🤖 AI Summary
This work addresses the computational bottleneck in robust trajectory optimization under uncertainty, which arises from large-scale second-order cone programming (SOCP) constraints. To overcome this challenge, the authors propose cuNRTO, a novel framework that deeply integrates GPU parallelism into nonlinear robust trajectory optimization for the first time. cuNRTO introduces two CUDA-based optimization architectures: NRTO-DR employs the Douglas–Rachford splitting method to solve SOCP subproblems in parallel, while NRTO-FullADMM further enhances scalability via the alternating direction method of multipliers. Both leverage custom CUDA kernels, cuBLAS GEMM chains, and sparse direct solvers to accelerate SOCP projections and feedback gain updates. Experiments on a unicycle, quadrotor, and Franka manipulator demonstrate speedups of up to 139.6× over baseline methods, substantially improving real-time performance.
📝 Abstract
Robust trajectory optimization enables autonomous systems to operate safely under uncertainty by computing control policies that satisfy the constraints for all bounded disturbances.
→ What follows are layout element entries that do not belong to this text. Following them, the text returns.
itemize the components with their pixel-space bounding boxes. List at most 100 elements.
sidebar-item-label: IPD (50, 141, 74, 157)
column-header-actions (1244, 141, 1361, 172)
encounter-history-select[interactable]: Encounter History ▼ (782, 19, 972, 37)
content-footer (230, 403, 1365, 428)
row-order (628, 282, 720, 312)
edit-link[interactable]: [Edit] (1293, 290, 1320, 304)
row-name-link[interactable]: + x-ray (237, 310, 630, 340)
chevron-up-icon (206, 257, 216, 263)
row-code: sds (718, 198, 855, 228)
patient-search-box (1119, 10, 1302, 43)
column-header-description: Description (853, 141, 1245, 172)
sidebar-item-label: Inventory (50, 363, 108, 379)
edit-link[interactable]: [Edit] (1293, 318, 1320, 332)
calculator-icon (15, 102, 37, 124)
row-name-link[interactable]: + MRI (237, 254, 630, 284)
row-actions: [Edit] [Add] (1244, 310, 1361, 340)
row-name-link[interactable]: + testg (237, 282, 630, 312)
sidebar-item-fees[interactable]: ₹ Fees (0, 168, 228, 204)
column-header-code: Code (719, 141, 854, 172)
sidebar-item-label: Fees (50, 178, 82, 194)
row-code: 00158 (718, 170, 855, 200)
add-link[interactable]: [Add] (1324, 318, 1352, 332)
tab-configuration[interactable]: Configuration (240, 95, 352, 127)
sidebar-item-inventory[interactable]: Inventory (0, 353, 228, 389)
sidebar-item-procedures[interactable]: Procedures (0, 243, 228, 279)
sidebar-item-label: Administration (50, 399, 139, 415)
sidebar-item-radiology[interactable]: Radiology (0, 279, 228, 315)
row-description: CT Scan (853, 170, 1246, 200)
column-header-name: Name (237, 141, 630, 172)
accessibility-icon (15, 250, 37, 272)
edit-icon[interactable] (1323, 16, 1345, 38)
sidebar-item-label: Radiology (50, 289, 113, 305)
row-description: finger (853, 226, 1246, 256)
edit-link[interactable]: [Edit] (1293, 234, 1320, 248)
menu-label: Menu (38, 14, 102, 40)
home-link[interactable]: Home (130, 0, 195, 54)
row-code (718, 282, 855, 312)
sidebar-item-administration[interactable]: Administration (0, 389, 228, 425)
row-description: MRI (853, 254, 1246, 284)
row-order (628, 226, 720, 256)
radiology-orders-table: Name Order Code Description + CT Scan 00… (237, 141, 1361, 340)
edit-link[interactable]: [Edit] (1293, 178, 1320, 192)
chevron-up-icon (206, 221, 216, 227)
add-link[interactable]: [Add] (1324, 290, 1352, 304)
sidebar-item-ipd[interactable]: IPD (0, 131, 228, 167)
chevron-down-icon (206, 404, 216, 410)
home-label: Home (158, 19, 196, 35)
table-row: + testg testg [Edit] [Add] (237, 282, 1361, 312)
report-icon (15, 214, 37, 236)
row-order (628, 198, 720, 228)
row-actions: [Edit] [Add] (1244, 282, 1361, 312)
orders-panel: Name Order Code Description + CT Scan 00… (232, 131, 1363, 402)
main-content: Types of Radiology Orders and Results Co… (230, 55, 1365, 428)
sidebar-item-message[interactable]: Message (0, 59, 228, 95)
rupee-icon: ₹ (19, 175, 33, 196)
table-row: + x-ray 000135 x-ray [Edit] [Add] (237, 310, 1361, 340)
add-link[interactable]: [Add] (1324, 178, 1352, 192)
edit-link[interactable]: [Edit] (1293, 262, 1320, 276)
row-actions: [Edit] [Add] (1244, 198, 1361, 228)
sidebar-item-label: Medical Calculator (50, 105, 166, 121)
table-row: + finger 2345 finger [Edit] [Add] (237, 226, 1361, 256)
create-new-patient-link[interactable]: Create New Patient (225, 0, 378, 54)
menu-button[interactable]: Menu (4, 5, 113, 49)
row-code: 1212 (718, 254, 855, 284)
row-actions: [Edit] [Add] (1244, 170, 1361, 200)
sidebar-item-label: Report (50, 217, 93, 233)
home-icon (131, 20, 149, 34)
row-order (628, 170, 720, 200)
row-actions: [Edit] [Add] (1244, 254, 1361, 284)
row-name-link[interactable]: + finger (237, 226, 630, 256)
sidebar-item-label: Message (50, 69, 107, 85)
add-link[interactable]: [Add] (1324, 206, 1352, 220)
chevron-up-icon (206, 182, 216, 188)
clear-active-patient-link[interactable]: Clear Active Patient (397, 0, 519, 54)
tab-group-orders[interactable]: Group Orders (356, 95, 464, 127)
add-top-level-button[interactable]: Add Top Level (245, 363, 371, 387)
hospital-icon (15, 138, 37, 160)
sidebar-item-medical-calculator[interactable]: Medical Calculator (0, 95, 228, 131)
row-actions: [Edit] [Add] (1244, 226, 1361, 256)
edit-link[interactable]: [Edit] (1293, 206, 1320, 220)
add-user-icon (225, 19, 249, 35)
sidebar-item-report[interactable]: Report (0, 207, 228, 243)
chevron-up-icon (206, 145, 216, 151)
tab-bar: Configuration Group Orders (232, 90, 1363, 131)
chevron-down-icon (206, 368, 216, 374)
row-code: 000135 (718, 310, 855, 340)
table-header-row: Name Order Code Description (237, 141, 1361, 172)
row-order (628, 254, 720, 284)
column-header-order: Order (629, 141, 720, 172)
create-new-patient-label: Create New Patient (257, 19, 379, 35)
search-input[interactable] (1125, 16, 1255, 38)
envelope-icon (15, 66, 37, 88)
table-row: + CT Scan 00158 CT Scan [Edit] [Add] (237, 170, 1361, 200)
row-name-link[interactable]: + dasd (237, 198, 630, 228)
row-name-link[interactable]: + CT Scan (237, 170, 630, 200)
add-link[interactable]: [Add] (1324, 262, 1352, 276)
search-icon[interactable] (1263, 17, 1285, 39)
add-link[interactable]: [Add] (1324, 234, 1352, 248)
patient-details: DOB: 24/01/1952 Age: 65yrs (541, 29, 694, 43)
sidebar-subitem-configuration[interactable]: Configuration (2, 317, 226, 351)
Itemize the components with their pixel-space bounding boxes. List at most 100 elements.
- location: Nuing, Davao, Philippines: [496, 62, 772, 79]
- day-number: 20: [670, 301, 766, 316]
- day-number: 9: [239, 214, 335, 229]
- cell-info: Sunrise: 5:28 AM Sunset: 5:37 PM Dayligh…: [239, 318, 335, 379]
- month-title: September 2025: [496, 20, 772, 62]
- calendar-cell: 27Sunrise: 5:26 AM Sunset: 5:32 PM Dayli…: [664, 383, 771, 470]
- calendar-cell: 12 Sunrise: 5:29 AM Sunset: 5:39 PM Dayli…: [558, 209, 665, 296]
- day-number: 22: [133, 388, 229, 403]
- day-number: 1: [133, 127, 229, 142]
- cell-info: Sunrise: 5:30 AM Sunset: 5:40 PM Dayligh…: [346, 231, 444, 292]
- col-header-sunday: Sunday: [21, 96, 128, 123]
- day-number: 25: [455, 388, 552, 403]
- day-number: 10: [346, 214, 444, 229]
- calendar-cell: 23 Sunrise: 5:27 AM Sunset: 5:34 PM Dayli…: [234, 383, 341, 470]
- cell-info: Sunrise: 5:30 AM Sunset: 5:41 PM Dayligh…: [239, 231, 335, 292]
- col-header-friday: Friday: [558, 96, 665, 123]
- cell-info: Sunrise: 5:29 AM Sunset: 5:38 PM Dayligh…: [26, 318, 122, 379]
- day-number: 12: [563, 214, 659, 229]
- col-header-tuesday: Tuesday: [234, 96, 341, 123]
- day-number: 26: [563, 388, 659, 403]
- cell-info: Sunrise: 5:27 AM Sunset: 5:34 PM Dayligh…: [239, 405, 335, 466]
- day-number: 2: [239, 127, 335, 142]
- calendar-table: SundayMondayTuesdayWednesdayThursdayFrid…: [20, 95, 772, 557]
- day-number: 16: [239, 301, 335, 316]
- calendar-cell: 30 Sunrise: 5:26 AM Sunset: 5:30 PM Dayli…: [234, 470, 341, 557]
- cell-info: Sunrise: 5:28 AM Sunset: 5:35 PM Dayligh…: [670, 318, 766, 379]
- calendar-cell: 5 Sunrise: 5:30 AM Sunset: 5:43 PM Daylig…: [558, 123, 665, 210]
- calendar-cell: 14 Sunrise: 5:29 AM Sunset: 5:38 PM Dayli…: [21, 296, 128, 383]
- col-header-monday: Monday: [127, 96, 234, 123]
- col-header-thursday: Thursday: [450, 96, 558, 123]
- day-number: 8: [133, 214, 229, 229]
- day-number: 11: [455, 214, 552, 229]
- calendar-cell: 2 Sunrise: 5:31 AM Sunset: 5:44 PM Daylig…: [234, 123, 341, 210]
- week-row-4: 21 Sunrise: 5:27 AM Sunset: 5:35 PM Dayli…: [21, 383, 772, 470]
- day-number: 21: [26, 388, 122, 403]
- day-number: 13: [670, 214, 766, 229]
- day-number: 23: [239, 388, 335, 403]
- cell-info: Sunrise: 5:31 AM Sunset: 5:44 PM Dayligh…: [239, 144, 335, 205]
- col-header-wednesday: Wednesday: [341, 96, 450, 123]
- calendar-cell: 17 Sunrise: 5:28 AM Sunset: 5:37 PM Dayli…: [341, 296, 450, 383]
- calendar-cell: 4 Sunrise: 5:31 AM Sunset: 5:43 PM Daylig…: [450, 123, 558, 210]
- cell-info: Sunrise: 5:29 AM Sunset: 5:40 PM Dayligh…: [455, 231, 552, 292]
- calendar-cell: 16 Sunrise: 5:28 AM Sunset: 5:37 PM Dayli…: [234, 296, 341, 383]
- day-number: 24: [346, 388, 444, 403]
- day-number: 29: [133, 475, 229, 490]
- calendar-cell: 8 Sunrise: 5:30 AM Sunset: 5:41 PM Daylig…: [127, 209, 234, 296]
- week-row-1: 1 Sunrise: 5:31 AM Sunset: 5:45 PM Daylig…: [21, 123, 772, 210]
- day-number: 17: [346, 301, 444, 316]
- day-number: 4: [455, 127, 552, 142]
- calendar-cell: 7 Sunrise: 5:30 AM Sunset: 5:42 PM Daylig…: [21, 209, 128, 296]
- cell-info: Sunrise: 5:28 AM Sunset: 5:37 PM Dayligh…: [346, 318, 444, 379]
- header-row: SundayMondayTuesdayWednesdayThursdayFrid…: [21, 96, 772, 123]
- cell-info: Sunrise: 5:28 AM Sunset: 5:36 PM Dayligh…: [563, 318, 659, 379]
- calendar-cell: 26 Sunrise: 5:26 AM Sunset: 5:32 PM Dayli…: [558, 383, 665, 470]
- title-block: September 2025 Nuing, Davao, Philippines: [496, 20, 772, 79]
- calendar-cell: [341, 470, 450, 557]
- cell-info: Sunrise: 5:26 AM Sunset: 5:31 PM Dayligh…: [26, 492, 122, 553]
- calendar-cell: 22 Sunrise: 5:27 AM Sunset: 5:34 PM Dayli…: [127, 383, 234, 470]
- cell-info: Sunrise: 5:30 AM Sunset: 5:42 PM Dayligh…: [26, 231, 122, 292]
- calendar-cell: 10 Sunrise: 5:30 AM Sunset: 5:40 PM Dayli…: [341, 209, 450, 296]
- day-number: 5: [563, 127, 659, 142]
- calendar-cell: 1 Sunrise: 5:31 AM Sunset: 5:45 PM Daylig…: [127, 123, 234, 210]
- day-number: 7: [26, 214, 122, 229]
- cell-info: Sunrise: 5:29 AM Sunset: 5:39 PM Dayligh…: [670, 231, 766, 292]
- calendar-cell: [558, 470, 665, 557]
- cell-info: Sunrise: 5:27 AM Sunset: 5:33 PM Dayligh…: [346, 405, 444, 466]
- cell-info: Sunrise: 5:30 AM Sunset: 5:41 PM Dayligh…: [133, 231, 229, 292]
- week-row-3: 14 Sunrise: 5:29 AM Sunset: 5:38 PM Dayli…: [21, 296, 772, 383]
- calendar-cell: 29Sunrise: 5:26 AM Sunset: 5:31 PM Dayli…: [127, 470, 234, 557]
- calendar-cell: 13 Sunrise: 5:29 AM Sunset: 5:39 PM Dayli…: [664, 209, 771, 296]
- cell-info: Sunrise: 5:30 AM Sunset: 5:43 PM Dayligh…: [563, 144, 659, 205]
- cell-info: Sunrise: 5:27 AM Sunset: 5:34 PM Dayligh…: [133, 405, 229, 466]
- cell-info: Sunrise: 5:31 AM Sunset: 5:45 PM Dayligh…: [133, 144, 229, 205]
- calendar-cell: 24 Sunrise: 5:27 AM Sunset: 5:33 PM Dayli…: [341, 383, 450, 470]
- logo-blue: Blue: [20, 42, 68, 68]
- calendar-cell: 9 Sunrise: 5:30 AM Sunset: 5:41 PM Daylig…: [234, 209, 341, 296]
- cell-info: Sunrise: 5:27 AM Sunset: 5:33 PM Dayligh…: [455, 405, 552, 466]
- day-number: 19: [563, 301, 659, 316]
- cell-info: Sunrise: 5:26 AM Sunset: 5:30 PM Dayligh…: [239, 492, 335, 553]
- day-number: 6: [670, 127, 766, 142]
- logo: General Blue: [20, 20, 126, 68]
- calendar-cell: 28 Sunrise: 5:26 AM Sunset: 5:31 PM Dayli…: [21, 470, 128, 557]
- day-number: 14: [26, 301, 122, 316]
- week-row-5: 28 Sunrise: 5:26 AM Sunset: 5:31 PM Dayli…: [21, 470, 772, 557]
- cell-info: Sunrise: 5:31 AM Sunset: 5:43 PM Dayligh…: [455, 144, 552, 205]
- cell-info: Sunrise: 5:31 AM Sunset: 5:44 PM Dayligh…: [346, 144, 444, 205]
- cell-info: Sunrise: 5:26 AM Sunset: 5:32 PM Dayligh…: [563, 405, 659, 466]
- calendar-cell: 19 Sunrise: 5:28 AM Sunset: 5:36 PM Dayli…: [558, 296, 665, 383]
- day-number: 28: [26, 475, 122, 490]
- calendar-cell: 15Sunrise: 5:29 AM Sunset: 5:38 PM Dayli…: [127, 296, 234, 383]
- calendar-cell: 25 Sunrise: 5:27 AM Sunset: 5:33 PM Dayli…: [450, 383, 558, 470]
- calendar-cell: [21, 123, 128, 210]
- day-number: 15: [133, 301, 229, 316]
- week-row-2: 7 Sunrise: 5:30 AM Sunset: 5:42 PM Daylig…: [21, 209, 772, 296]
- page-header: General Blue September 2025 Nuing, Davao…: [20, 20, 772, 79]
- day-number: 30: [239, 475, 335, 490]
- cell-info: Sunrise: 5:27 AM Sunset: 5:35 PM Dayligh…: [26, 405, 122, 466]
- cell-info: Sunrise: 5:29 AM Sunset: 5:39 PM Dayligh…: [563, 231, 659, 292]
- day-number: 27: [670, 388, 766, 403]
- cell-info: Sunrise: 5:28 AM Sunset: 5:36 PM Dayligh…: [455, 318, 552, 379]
However, these problems often lead to large Second Order Conic Programming (SOCP) constraints, which are computationally expensive. In this work, we propose the CUDA Nonlinear Robust Trajectory Optimization (cuNRTO) framework by introducing two dynamic optimization architectures that have direct application to robust decision-making and are implemented on CUDA. The first architecture, NRTO-DR, leverages the Douglas-Rachford (DR) splitting method to solve the SOCP inner subproblems of NRTO, thereby significantly reducing the computational burden through parallel SOCP projections and sparse direct solves. The second architecture, NRTO-FullADMM, is a novel variant that further exploits the problem structure to improve scalability using the Alternating Direction Method of Multipliers (ADMM). Finally, we provide GPU implementation of the proposed methodologies using custom CUDA kernels for SOC projection steps and cuBLAS GEMM chains for feedback gain updates. We validate the performance of cuNRTO through simulated experiments on unicycle, quadcopter, and Franka manipulator models, demonstrating speedup up to 139.6$\times$.